Beyond everything mentioned above, the movie's biggest failing has to be how interminable it is. "Black Snake Moan" is probably the most painful experience I've had in a movie theater in the past year. Sure, I've seen worse films, but they at least had the courtesy to be shorter. "BSM" runs nearly two hours, but feels twice that length. The only backhanded compliment I can pay the film is that while it's never interesting, it's not really boring, either. In fact, boredom would've been preferred, as it may have allowed me to drift off to sleep for a bit. But nope, the movie was just engaging enough to keep me awake, which is another reason I resent it. I know, I know, "why didn't you leave?" Well, my most glaring bad habit is that I never walk out of movies unless it's an extreme circumstance. Like when I feel a sudden twinge of the "sickness."
It's been brought to my attention that Richard Roeper and his guest critic, "Jersey Girl" auteur Kevin Smith, raved about "BSM" on their television show. I understand Smith's position. It's definitely not every day he gets a nationally televised forum to talk about a movie bad enough to make his own look good by comparison, but I wonder where Roeper is coming from. I searched out a few online reviews, and much to my surprise, the film's early Tomatometer rating is high. One critic called the film "entertaining." I feel the exact opposite, but it isn't an opinion you can really argue. Another critic claimed that "BSM" answers all the naysayers who bashed "Hustle and Flow's" misogyny. Let's see, this movie is about a weak-willed, hedonistic young woman headed down a road to self-destruction until an older man imprisons her in his home thus saving her from herself. Yup, leave it to Craig "Gloria Steinem" Brewer to keep pushing women's rights forward.

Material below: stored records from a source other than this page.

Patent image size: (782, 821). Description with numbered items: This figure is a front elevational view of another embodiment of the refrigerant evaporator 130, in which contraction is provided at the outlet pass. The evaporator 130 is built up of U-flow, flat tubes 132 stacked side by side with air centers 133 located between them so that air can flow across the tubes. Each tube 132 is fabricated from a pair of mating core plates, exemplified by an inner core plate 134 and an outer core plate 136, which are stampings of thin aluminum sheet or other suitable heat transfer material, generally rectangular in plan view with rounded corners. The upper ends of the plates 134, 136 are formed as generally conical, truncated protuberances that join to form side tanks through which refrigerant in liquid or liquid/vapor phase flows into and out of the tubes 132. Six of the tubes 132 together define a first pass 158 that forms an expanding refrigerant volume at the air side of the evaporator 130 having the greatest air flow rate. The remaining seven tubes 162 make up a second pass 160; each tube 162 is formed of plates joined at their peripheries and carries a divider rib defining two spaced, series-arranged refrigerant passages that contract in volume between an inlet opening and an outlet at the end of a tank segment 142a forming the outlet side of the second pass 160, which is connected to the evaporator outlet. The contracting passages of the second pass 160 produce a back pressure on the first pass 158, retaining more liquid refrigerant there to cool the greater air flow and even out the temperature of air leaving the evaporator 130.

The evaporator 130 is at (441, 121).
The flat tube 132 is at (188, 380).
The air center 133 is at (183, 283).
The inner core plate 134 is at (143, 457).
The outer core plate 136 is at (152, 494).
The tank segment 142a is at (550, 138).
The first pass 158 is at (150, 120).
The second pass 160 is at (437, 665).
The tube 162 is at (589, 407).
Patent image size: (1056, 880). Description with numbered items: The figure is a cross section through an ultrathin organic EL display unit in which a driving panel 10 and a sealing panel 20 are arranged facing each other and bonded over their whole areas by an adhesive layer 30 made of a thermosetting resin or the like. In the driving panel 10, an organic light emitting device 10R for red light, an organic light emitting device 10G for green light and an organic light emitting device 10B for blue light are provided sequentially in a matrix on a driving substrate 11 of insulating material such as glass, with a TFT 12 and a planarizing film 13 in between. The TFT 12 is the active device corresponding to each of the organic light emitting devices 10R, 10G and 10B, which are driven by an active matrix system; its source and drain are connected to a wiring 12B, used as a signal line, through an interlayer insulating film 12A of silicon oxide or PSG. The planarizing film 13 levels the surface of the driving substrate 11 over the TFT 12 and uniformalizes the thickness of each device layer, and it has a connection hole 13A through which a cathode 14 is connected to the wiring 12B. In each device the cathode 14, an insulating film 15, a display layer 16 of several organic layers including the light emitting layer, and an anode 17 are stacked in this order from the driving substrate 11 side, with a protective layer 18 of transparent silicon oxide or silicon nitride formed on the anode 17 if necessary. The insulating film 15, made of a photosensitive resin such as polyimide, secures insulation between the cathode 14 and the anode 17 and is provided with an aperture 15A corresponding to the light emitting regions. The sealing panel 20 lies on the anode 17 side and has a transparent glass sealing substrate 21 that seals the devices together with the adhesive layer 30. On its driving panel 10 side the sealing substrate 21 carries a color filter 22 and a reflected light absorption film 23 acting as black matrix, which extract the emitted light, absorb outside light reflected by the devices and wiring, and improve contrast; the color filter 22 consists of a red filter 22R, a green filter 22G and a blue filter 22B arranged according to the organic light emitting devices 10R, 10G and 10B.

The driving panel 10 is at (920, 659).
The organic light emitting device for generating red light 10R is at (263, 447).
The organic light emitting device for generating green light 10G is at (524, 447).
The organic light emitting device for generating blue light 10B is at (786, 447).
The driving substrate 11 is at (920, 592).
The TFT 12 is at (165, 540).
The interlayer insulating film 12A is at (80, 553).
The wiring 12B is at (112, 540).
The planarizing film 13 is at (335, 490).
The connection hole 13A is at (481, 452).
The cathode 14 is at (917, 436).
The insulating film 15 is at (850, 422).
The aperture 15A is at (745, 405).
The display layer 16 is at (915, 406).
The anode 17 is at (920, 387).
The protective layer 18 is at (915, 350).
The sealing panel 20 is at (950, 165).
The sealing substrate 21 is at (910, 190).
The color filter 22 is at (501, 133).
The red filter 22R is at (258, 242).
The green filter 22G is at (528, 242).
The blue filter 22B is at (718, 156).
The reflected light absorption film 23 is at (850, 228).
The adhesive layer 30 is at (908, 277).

It's not my place to tell you how to spend your time and money, so go ahead, be like Ryan and see "BSM" if you'd like. While you're at it, stay for "Music and Lyrics" or "The Number 23" afterwards, then go home and have your own personal "Grey's Anatomy" marathon while you eat a hot dog and drink warm Bud Light. You'll be the anti-Warren. And given that I, on the other hand, will be sitting in front of my computer, watching the "Norbit" trailer for the 800th time, that may not be a bad thing.
"RUN FOR YOUR LIFE!"
It never gets old, I tell 'ya. It never gets old.